There is nothing inherently wrong with a name that is difficult to say. In fact, there are some famous names that are often the topic of debate (Drizzt is the first to come to mind), which can help generate buzz. However, if you are a new writer diving into the world of fantasy or science fiction, it is best to keep it simple.

  • Limit apostrophes, preferably none
  • Use vowels
  • Keep it to a medium length

Apostrophes have a history of frustrating readers. If you are going to use them, ensure there is a sound reason within the world and at most use one. Long names get tiring for a reader, so if you do use them, consider nicknames.

Meaningful

Look deep into your character’s history. What about their culture would inspire naming conventions. What are their parents like? How would those personalities reflect in the name of their child? What is the political or social structure that could affect names and ancestry?

What is your favorite trait of your protagonist? Are they smart, witty, sly? Use this as inspiration for their name. Don’t be too literal. In The Selection by Kiera Cass, the main character has a talent for singing. Her name is America Singer. Just, no.

Refrain from using exact translations from other languages. Say you have a character who is the comic relief and decide to use the German word for funny, Lustig. It could be a great name, but not for this archetype (see above). And as always, when looking at other cultures for inspiration, be careful in your treatment.

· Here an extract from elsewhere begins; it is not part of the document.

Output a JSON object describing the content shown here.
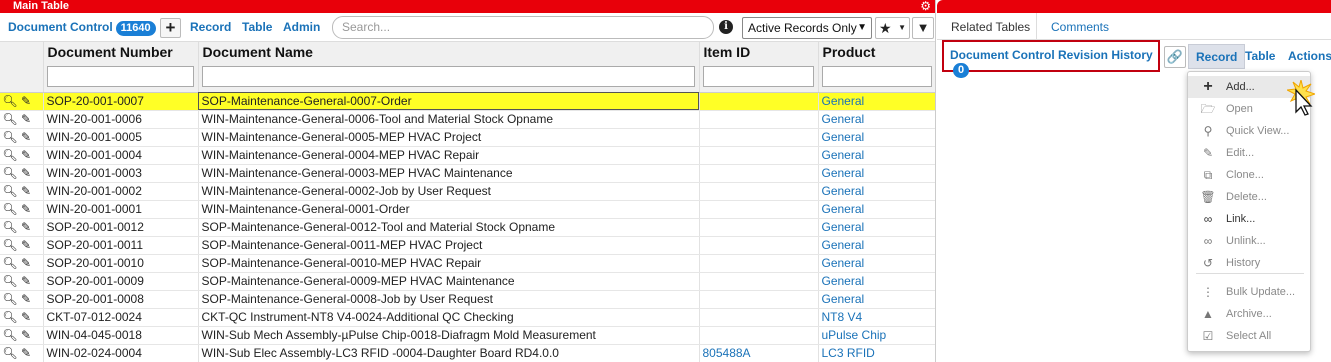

This can tie into making sure your character’s name doesn’t give away their motive. A famous example is Darken Rahl from The Sword of Truth series by Terry Goodkind. Darken is a bad guy who has gone mad and delves into dark magic. Here you are toeing the line into “butt of the joke” territory.

Varied

A big turnoff for many readers is having important characters with names that are too similar. It causes confusion and a reader may mix up characters or forget others entirely. I recently read a novel that had a very complicated narrative style. There were strange worlds and names with people inhabiting other people’s bodies. At one point, a man was inhabiting another man. Their names rhymed and only the first letter was different. I had to read the page several times to understand what was happening.

Aside from keeping the rhyming to a minimum, a great way to differentiate characters that might have strange new names is to ensure only one character starts with a certain letter. If your main character is named Arlayna, don’t have her best friend (who plays an important role in the story) be named Aleesia. This is a hard task if your cast is large, but it is a good starting point when determining names for your main players.

Consistent

There are no set rules in fantasy and science fiction. No one is forcing you to create your own naming convention. But, if you decide to do so, make sure each character uses the same rules. Don’t mix an original name with a traditional one. This is known as the “Aerith and Bob” trope.

Along the same lines, your characters and their names should fit into your world. If you have a high-fantasy novel, a name like Bob might seem out of place. In contrast, an urban low-magic fantasy story likely won’t have a character named Dheglouh Kreberveth. If they do, make sure there is a good reason for it.


Just remember, it is the characters themselves that should be where your focus in originality lies. Sometimes an unconventional name can start out as a joke and end up a phenomenon (think Katniss), but it’s rare. It’s more likely your crazy naming style will be the subject of complaints on Goodreads and Reddit. It’s best to go with a simpler approach and focus on storytelling.